Kapitan obiecał. I dotrzymał słowa
Radosław Nalewajka przed świętami Bożego Narodzenia zapowiedział, że JKH GKS Jastrzębie wywalczy Puchar Polski. Miał to być spóźniony prezent pod choinkę dla kibiców.
W półfinale jastrzębianie przegrywali z faworyzowanym Tauronem KH GKS-em Katowice już 0:3, a mimo to się podnieśli i wygrali 4:3 po rzutach karnych. Podopieczni Roberta Kalabera w finale zmierzyli się z TatrySki Podhalem Nowy Targ i pokonali górali 4:0, imponując żelazną dyscypliną taktyczną i konsekwencją.
– Osobiście marzyłem, aby w finale zagrać właśnie właśnie z Podhalem. Przecież z Tychami na ich własnym lodowisku gra się niezwykle ciężko. Na neutralnym gruncie z drużyną z innego miasta może się zdarzyć wszystko, co też miało miejsce – podkreślił Radosław Nalewajka.
– To świetne uczucie podnieść ten puchar do góry. Bardzo chcieliśmy osiągnąć ten sukces i wierzyliśmy w to od samego początku. Byliśmy bardzo zdeterminowani, by dopiąć swego – dodał kapitan JKH.

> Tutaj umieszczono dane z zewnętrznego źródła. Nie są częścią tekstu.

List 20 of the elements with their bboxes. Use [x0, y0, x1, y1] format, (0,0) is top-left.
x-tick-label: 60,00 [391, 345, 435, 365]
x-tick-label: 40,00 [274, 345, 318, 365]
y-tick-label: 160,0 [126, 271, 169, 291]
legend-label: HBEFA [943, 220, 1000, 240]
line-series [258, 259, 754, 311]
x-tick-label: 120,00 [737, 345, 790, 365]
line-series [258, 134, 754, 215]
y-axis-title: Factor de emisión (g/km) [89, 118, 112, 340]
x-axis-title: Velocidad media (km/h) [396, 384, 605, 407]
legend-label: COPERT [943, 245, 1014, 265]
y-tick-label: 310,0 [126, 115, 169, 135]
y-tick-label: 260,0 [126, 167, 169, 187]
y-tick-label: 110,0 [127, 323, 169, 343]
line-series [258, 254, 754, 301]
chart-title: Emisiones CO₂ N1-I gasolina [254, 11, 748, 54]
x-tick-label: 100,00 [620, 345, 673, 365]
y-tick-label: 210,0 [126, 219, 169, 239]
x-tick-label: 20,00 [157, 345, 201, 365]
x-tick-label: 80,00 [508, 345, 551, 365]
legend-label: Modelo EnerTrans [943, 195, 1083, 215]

Zapytany o to, jaka była recepta na końcowy sukces, odpowiedział. – Graliśmy to, co sobie założyliśmy. Nie podpalaliśmy się i konsekwentnie realizowaliśmy taktykę. Efektem jest okazały puchar i bardzo się z niego cieszymy – wyjaśnił 25-letni napastnik, zaznaczając przy tym, że mieszanka składająca się z walecznych wychowanków, wartościowych obcokrajowców i dobrego sztabu szkoleniowego „wybuchła” w odpowiednim momencie.